A comprehensive R package for single-cell data analysis with enhanced Seurat V5 support and streamlined Python integration.

R Seurat Python License: GPL v3

What's New in SCP

This release brings significant improvements to stability, usability, and performance:

Major Enhancements

  • Full Seurat V5 Support: Native compatibility with Seurat V5 objects and workflows
  • Streamlined Python Integration: Faster, more reliable Python dependency management using uv
  • Enhanced Stability: Fixed critical bugs in parallel processing and enrichment analysis
  • Comprehensive Documentation: New getting-started vignette with 94 working examples
  • Modular Installation: Install only the Python features you need (velocity, trajectory, deep learning, etc.)

Key Features

Quality Control & Preprocessing

  • Automated cell QC with multiple metrics
  • Flexible normalization and scaling
  • Batch effect correction

Dimensional Reduction & Clustering

  • Multiple methods: PCA, UMAP, t-SNE, PHATE
  • Graph-based and hierarchical clustering
  • Integration with Seurat V5 workflows

Differential Expression & Enrichment

  • Multiple statistical tests
  • GO/KEGG pathway enrichment
  • GSEA support with parallel processing

Advanced Analysis (Python-powered)

  • RNA velocity (scVelo)
  • Trajectory inference (Slingshot, Palantir, CellRank)
  • Cell annotation (automated and reference-based)
  • Deep learning integration (scvi-tools)

Visualization

  • Publication-ready plots
  • Interactive exploration via SCExplorer
  • Heatmaps, dot plots, violin plots, and more

Installation

Install from GitHub

Fast installation with pak

# Install pak if needed
install.packages("pak")

# Install SCP (fast!)
pak::pak("mianaz/SCP-SeuratV5")

Alternative

# Install devtools if needed
install.packages("devtools")

# Install SCP
devtools::install_github("mianaz/SCP-SeuratV5")

Python Environment Setup

SCP uses Python for advanced analysis features.
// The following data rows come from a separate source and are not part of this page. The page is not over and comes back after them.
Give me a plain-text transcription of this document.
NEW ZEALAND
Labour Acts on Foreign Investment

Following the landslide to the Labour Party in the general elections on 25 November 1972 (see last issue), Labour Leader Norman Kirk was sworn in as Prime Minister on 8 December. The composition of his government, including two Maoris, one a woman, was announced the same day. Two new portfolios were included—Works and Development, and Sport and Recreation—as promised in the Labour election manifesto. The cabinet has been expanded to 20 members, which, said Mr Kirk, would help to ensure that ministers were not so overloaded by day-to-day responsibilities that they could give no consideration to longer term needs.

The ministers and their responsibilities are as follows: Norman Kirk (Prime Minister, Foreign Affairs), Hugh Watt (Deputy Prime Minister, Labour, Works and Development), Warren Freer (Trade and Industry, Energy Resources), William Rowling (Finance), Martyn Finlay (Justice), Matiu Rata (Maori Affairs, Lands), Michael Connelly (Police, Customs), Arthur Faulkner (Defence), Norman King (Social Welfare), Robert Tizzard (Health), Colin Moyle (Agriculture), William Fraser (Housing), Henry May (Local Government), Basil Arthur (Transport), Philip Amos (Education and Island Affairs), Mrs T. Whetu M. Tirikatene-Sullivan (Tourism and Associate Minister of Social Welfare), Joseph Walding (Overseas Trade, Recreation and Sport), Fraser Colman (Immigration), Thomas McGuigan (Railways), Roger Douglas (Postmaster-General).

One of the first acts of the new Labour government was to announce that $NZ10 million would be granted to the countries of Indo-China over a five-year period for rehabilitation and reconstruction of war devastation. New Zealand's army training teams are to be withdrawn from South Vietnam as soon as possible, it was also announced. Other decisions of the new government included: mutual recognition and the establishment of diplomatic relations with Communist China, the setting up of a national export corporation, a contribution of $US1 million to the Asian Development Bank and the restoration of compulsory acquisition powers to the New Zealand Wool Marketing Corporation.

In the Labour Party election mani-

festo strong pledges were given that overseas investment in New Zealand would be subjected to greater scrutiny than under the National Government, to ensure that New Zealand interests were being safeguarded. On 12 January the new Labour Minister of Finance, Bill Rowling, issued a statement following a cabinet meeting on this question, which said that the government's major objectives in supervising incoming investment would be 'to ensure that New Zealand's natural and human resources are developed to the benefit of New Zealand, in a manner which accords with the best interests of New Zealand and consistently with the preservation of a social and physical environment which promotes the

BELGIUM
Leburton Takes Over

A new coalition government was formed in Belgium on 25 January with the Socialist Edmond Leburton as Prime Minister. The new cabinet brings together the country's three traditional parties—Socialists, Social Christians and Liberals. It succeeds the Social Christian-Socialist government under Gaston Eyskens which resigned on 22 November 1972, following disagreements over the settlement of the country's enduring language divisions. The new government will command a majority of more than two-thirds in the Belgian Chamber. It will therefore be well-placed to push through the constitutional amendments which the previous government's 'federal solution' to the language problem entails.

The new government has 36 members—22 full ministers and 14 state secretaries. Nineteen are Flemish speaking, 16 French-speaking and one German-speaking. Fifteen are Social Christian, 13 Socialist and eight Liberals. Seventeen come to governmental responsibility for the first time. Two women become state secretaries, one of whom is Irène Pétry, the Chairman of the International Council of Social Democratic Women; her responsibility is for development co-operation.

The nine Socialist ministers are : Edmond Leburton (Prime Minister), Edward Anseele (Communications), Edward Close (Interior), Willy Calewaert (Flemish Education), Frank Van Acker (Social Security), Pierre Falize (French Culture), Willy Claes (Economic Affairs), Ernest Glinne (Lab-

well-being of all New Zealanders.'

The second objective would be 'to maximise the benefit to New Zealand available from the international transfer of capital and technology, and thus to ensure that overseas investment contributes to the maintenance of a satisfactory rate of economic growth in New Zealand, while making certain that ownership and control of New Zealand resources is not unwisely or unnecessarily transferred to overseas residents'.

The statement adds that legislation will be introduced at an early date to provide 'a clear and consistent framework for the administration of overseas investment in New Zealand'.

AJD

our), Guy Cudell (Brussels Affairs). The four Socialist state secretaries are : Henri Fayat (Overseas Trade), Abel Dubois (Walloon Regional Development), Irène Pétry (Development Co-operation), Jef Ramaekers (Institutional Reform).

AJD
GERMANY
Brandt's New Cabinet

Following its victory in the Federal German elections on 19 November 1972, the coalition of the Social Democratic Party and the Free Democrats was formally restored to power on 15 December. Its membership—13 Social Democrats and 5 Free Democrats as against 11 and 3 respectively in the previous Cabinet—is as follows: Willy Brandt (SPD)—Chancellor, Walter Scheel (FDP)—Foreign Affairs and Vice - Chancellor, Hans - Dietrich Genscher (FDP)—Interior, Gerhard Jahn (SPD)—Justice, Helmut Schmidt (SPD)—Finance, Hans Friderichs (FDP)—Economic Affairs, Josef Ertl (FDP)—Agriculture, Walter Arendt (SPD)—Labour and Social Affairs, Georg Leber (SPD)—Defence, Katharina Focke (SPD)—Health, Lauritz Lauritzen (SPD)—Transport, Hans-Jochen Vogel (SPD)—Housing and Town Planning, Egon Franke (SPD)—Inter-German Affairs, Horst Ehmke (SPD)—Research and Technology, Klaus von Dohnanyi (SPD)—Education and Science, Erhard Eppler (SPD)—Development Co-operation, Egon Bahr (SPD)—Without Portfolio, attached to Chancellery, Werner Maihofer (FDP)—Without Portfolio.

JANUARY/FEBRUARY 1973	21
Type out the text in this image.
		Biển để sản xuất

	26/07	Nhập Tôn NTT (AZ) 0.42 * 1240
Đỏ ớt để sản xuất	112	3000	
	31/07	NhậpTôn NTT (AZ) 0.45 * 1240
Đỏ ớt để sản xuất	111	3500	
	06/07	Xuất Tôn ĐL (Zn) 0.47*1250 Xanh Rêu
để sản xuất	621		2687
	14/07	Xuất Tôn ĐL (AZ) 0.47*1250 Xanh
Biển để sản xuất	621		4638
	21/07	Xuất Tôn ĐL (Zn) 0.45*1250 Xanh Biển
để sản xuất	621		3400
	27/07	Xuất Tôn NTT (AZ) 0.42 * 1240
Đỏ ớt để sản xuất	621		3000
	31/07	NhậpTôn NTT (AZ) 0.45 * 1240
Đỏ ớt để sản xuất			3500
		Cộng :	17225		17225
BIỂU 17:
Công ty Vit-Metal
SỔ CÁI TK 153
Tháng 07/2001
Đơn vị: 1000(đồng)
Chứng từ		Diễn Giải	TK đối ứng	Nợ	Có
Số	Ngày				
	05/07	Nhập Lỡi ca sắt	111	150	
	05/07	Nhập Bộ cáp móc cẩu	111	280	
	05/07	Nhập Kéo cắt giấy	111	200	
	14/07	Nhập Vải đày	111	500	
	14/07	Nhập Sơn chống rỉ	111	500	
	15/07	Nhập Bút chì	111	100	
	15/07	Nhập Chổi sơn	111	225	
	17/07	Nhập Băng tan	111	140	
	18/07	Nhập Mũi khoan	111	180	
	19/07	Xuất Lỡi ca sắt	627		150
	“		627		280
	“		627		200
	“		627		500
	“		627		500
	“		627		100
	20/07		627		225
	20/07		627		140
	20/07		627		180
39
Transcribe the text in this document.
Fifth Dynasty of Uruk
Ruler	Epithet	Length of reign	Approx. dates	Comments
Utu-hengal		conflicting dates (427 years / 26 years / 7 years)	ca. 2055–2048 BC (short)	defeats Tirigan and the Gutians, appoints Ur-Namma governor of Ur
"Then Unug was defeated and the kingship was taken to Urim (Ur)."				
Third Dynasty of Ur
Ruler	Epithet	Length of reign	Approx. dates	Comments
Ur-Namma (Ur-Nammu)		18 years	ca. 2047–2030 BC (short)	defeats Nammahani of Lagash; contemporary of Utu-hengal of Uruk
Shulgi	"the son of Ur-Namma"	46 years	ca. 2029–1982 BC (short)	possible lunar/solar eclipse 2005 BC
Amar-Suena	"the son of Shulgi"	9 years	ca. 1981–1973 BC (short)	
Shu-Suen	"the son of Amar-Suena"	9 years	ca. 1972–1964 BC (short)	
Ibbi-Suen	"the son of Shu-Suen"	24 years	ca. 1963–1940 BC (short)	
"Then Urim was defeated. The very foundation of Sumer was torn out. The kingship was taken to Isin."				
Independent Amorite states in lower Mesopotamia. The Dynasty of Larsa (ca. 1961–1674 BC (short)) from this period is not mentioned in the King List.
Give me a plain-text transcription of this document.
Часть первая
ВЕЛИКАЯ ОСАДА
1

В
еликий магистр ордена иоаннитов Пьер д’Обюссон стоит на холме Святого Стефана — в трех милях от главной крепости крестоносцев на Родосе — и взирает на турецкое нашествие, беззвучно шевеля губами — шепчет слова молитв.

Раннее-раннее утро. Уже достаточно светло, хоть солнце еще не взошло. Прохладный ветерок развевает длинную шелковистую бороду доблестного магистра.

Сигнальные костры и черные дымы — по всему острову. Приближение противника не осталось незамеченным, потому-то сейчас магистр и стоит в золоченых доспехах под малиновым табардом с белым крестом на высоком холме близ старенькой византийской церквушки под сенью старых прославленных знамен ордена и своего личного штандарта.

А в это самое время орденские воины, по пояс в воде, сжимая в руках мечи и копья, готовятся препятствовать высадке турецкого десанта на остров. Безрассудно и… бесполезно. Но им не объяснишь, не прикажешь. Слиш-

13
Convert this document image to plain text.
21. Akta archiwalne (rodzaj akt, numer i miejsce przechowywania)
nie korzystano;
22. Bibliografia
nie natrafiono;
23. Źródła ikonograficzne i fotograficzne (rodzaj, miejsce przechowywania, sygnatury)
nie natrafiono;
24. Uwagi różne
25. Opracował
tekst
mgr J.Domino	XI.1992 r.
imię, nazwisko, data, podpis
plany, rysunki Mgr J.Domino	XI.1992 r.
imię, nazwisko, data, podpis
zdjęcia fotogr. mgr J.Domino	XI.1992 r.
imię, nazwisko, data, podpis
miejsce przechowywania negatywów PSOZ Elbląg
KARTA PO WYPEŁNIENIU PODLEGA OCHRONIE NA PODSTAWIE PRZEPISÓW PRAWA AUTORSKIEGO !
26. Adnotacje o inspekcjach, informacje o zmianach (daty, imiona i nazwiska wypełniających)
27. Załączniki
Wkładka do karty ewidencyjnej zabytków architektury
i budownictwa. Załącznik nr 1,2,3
Python dependency management is handled via uv, an ultra-fast package manager.

First-time setup:

library(SCP)

# Option 1: Basic installation (recommended) - ~30 seconds
# Includes: Essential single-cell tools for standard analysis
PrepareEnv(extras = "basic")

# Option 2: Full installation - ~90 seconds
# Includes everything: velocity, trajectory, deep learning, machine learning
PrepareEnv(extras = "all")

What's included:

  • basic (recommended for most users):

    • Essential single-cell tools (UMAP, PAGA, Scanorama, BBKNN, Leiden, Louvain, Scrublet)
    • All features needed for standard QC, normalization, clustering, and visualization
  • all (for advanced users):

    • Everything in basic
    • RNA velocity (scVelo, CellRank)
    • Trajectory inference (PHATE, Palantir)
    • Deep learning integration (scvi-tools, PyTorch)
    • Machine learning (XGBoost)

Activating Python in future sessions:

library(SCP)
use_uv_env()  # Activate Python environment

Adding packages later:

# Add specific Python packages
uv_install(packages = "scanpy")

# Upgrade from basic to all
uv_install(extras = "all")

Quick Start

See our comprehensive getting-started vignette for a complete walkthrough.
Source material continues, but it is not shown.